Coke had done that when he’d first heard the story down near school. He’d first said “What?” like in amazement. And then he’d said, “Hey, neat,” and looked at Sully in an all-new way. “Robin Hood, himself,” he’d said. He’d gotten serious right after that, but Sully saw that he was acting, playing out the role of “sympathetic friend,” making like he understood the situation all too well. Sure, Coke. He didn’t understand a thing, as far as Sully was concerned. For Coke, it was more or less as if he’d been told about the latest episode on Hill Street Blues or a new Clint Eastwood movie: “Well, you see what happens is, there’s this guy out on a porch who’s gonna sh
oot this chick. An’ just when he’s getting ready to gun her down, this other kid, who’s behind this rock …” That’s what it was really like for Coke. He didn’t understand at all, it seemed to Sully.
“What about today?” Sara’d had enough of talk about tomato sauce. She turned to Marigold. “D’you think you guys learned anything useful about the schedule down there?” She craned her neck and looked past Marigold to Nat. “And what about tomorrow? Shouldn’t we think about setting up our watching post again?” If questioned, Sara would have said she was thinking of Sully. It was best for him to keep busy, get his mind off himself.
Marigold pulled folded papers from her pocket.

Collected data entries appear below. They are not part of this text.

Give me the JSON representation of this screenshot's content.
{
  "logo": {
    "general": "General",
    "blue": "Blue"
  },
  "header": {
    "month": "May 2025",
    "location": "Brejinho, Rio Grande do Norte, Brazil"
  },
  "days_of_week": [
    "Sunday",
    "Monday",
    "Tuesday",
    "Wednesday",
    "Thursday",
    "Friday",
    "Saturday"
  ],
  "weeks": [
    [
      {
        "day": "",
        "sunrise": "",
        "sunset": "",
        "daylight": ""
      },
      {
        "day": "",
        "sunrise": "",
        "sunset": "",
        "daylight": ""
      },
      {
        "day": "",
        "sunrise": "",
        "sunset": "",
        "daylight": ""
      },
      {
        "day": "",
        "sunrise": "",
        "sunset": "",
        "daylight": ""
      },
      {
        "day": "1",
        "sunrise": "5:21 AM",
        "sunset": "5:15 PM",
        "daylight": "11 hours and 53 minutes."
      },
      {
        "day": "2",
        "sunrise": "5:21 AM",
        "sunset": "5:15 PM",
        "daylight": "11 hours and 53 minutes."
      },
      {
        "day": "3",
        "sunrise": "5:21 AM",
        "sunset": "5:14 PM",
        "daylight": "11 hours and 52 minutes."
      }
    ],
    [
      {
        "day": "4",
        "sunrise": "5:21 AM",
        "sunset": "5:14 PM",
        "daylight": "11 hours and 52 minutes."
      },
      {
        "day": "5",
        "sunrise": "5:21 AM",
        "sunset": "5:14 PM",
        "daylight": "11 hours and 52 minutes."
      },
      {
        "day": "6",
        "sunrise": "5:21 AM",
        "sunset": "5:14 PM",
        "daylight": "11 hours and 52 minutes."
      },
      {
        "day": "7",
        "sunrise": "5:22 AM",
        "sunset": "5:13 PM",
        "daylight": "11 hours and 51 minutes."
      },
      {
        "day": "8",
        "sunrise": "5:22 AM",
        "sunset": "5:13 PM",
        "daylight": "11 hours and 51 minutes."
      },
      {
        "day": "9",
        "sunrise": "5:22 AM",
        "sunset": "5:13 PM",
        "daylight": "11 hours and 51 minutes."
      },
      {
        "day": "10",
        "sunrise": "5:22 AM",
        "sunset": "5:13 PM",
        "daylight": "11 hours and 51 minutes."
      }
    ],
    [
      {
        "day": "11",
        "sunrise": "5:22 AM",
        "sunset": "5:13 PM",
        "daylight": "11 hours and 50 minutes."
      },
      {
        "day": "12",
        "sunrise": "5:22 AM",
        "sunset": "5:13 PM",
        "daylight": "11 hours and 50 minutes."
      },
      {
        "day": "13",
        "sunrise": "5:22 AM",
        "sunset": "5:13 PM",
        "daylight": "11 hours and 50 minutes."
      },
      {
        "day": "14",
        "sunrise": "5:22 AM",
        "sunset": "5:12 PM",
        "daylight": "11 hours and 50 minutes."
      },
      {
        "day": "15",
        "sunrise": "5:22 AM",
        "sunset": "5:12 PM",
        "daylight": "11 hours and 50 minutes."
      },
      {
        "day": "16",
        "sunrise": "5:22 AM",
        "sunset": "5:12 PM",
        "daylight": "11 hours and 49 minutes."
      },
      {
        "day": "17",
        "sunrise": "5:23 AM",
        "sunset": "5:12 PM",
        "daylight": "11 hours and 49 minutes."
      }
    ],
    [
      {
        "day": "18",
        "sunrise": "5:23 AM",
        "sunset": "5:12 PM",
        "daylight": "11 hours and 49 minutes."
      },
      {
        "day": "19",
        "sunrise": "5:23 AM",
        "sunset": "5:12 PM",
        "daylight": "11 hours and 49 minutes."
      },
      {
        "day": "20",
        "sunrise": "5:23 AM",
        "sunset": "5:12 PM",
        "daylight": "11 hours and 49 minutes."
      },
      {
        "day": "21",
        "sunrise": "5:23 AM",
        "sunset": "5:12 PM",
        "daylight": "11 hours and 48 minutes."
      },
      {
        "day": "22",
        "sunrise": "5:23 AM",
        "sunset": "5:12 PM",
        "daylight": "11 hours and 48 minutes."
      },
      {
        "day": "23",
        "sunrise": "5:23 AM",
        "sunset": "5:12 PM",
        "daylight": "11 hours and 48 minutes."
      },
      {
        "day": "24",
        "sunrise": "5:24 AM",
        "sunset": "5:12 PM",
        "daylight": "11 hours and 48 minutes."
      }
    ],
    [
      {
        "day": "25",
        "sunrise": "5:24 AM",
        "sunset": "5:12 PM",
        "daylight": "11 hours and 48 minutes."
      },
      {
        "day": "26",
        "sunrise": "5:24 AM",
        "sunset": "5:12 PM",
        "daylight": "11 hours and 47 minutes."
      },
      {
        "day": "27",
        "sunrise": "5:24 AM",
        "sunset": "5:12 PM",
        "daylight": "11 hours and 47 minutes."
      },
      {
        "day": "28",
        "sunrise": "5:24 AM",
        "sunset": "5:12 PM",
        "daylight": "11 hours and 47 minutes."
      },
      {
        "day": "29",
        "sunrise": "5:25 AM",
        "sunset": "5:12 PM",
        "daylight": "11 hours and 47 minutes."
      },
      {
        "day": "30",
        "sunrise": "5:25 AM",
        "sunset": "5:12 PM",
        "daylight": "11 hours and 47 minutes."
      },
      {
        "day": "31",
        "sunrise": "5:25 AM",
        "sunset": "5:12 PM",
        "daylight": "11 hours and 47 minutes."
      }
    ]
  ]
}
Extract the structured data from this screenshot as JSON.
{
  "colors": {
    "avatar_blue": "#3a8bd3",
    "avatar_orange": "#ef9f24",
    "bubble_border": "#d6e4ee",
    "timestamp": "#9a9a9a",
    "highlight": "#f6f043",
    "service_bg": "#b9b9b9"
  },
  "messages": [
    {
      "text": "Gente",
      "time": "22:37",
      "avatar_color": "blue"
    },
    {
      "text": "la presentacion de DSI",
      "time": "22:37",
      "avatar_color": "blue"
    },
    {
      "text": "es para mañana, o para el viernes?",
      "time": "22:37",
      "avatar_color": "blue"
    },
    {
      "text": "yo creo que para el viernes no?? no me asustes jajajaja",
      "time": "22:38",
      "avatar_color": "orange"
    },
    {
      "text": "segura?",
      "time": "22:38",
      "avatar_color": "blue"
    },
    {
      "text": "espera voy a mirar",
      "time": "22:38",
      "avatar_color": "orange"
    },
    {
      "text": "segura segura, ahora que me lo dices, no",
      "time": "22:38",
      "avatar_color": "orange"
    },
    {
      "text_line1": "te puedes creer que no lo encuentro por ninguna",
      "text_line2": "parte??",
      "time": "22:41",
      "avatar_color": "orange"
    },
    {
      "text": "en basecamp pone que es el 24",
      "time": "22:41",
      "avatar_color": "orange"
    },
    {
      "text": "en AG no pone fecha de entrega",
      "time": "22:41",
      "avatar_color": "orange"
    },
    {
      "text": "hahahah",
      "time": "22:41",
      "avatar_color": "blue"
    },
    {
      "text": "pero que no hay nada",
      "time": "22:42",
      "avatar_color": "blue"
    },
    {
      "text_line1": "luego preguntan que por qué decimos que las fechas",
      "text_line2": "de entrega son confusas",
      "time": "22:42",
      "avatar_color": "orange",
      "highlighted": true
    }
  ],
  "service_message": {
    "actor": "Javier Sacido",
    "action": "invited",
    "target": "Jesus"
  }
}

“We got a lot of numbers written down,” she said. “It was pretty confusing, ‘cause when we were there was when all the classes were going on, and changing, and then there was lunch. And a certain individual kept fucking around and screwing up the count.”
“Up yours,” said Coke. “It was already screwed up.” He spoke to Nat. “The thing was, there’re all these people milling around and going in and out, and back and forth, and forgetting stuff and going back for it. It got ridiculous. And I don’t see where it makes any difference if twenty-five people or thirty-seven people went into Moorhead Hall at twelve-oh-five. You can just say ‘a whole bunch of people,’ and leave it at that.”
Nat nodded, noncommittally. Arguments were so unnecessary, mostly. He wasn’t going to get involved in this one.
Sara said, “We got a lot of numbers, too. But I guess the only ones that really matter are the ones that have to do with Doctor Simms’s house, and Foote, where the offices are. Don’t you think?” She was speaking to Nat again.
Nat said, “I imagine so. Like I said, Doctor has a study in both places, or an office, or whatever you want to call it. And the one in the house still seems like the most likely place to me.”
“Is there a Mrs. Simms?” asked Ludi.